Los franceses también venden por Internet «puntos» para conductores sancionados


Los infractores de tránsito en Francia que hayan sido penalizados con la quita de puntos de sus licencias de conducción podrán recuperarlos a través de internet gracias a los ofertantes que los ponen a disposición del mejor postor.

Agencias – Así lo asegura el diario francés Le Monde, que da cuenta de este fenómeno de compra venta originado en España y sobre el cual las autoridades galas ya pusieron su atención para evitar que los verdaderos infractores se vean exonerados gracias a la voluntad ambiciosa de conductores con una gran cantidad de puntos en su haber.

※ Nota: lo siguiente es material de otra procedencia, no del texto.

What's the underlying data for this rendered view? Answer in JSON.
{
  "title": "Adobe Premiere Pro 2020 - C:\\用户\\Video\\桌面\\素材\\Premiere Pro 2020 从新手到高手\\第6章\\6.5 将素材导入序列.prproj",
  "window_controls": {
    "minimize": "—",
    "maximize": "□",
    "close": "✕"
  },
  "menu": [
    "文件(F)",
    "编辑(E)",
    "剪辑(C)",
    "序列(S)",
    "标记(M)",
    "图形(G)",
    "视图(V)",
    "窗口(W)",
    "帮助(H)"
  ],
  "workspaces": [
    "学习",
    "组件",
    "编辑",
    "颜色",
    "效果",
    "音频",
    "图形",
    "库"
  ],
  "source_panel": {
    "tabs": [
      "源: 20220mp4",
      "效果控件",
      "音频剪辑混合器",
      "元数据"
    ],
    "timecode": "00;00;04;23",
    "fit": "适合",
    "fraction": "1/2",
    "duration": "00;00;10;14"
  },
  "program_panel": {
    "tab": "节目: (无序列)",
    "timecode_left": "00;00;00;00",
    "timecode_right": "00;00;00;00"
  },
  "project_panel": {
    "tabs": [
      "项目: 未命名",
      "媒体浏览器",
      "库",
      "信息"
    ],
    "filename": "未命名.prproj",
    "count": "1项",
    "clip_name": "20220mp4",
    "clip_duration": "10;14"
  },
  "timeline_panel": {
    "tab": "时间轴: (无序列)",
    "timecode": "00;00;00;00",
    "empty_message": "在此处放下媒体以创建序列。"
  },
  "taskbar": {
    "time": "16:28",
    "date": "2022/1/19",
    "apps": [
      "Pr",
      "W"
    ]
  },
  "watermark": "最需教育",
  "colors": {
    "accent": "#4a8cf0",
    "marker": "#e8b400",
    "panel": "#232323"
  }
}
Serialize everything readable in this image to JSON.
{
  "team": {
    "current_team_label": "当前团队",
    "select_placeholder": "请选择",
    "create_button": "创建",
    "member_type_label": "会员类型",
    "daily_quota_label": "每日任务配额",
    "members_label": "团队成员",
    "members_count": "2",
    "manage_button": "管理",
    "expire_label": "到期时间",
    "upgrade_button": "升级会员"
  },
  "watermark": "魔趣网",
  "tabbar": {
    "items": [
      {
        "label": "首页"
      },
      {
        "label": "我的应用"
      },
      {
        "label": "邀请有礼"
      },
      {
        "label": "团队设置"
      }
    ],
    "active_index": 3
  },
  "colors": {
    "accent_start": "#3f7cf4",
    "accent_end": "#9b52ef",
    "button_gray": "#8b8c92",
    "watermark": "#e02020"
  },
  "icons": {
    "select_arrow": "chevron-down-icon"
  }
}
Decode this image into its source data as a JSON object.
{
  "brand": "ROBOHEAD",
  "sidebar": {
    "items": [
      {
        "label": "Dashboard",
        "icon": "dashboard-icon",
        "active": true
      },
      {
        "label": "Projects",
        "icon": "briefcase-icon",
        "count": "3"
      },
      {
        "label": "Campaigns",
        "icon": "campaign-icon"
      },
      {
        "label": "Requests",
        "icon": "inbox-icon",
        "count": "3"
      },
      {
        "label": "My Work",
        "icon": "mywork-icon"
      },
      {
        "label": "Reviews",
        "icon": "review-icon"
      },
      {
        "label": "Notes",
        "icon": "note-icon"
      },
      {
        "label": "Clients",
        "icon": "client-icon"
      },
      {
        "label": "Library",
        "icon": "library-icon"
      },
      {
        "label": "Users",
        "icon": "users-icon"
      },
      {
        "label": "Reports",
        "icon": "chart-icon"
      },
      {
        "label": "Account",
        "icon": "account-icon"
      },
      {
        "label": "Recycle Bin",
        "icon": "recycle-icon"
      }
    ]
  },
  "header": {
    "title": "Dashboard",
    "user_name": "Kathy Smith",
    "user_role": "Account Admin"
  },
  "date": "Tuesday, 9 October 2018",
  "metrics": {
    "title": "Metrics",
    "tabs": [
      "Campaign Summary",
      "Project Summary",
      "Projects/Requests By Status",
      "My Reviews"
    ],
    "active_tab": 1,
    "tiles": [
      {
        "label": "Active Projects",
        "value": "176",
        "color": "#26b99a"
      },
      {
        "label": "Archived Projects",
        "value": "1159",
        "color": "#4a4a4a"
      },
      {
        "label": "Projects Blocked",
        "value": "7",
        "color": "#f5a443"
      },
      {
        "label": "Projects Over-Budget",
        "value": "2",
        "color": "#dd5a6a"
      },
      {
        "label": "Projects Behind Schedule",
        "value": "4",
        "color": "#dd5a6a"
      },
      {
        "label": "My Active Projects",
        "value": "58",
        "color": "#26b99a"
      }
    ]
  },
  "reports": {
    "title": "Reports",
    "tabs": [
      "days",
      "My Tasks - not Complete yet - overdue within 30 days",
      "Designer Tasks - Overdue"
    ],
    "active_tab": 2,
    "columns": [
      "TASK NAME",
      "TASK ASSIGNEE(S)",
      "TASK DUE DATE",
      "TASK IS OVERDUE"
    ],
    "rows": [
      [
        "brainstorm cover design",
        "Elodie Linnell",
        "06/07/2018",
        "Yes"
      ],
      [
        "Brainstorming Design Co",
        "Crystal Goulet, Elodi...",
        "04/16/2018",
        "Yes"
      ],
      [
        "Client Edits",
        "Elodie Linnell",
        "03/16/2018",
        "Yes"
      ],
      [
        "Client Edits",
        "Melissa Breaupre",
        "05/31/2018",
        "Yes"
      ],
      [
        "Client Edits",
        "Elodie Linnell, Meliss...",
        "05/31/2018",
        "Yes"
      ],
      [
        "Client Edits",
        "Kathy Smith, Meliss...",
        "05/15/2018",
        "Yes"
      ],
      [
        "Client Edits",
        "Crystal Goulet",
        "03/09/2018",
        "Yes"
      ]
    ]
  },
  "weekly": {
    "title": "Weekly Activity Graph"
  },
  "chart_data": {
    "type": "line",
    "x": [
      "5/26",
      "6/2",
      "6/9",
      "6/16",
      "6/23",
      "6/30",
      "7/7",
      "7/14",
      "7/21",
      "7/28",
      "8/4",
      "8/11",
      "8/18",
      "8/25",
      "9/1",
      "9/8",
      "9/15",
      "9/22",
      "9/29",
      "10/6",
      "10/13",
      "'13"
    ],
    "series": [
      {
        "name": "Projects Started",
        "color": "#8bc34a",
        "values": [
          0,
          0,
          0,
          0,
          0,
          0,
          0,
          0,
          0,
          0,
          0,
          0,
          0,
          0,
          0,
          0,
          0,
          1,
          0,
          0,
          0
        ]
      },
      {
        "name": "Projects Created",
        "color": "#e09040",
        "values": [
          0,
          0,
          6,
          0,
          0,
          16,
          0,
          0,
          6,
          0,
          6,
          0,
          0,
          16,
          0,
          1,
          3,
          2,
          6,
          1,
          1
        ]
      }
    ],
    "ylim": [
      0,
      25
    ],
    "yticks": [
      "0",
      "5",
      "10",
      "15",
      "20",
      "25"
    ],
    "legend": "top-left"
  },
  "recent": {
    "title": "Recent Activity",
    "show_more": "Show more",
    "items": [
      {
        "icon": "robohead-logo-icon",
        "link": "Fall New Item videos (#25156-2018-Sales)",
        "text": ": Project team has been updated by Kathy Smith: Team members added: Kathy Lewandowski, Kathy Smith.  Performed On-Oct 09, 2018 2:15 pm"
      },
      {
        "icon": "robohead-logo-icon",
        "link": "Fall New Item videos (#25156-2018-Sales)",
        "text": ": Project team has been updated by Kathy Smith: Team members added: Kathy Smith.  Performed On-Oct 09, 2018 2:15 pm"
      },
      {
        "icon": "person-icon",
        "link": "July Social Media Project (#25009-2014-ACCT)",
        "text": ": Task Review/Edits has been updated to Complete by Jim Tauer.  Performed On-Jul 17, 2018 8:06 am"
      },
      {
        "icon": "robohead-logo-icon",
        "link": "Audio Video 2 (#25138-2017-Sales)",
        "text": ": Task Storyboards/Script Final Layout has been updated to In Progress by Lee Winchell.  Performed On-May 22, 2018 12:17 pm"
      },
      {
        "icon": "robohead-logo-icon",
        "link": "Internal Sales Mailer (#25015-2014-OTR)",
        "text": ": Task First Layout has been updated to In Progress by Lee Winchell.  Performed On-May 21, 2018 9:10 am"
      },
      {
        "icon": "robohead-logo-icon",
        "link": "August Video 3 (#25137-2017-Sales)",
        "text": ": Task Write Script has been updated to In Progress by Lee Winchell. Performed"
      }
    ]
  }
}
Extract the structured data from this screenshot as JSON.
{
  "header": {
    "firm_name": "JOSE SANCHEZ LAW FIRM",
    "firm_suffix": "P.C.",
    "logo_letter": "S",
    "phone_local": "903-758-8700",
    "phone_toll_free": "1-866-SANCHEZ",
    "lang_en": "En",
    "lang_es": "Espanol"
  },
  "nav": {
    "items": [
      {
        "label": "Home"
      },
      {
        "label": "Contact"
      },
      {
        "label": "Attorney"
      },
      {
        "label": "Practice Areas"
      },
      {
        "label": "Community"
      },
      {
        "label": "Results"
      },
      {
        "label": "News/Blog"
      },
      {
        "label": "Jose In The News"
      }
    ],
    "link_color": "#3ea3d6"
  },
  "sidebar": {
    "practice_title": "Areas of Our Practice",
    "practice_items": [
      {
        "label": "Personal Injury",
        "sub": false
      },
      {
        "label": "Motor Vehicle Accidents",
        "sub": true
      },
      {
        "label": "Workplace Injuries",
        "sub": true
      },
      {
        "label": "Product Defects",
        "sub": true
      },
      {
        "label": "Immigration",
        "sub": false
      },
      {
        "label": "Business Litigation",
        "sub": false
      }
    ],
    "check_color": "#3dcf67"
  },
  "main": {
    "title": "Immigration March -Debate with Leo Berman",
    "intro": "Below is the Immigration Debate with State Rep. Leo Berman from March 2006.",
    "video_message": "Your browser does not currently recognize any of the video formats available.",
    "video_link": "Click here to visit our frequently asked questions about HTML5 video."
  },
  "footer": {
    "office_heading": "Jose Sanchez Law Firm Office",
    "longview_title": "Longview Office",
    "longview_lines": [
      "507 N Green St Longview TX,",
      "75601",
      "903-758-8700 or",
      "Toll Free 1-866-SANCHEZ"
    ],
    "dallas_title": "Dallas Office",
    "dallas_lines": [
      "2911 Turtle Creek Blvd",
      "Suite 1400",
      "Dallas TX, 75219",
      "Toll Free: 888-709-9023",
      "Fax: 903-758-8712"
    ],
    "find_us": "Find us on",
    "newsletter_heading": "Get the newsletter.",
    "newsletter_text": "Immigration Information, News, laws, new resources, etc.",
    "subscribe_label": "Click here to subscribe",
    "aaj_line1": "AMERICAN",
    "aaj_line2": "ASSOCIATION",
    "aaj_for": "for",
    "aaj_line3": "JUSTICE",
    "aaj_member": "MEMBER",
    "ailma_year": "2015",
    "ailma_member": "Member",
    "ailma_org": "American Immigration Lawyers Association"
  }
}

Este mercado de puntos comenzó en España, uno de los primeros países europeos en introducir este sistema, el cual prevé una cuota de 12 unidades a cada conductor, la cual va disminuyendo en la medida en que el mismo sea sancionado por las autoridades de tránsito.

Para demostrar su inocencia, el infractor tomado por radares y cámaras fotográficas, lo único que necesita es demostrar que el vehículo era conducido por otra persona, de la cual debe enseñar su permiso de conducir, gracias a lo cual resulta exonerado automáticamente.

Como señala el rotativo francés, el fenómeno no tardó en cruzor los Pirineos y ya hay noticias de internautas que ofrecen altas cifras por sus puntos, contrario al sistema español que consistía en ofrecer las unidades de familiares en poseso de una licencia pero de la cual no hacen uso por su edad, como en el caso de ancianos.

«Vendo mis puntos de licencia de conducción, tomo la infracción en su lugar, de manera tal que usted converva sus puntos», declaró un vendedor anónimo a través de internet, quien pide 2600 euros por hacerse pasar por un conductor imprudente.

Un alto funcionario del ministerio del interior, citado por Le Parisien, aseguró que las autoridades trabajan para establecer un marco jurídico dentro del cual puedan condenarse estos comportamientos.

El diario recordó el caso de un individuo que aseguró que una de las infracciones de las cuales se le acusaba había sido cometida por su abuela, pese a que la misma había sido registrada a las 5 de la madrugada con un vehículo conducido a una velocidad de 200 kilómetros por hora.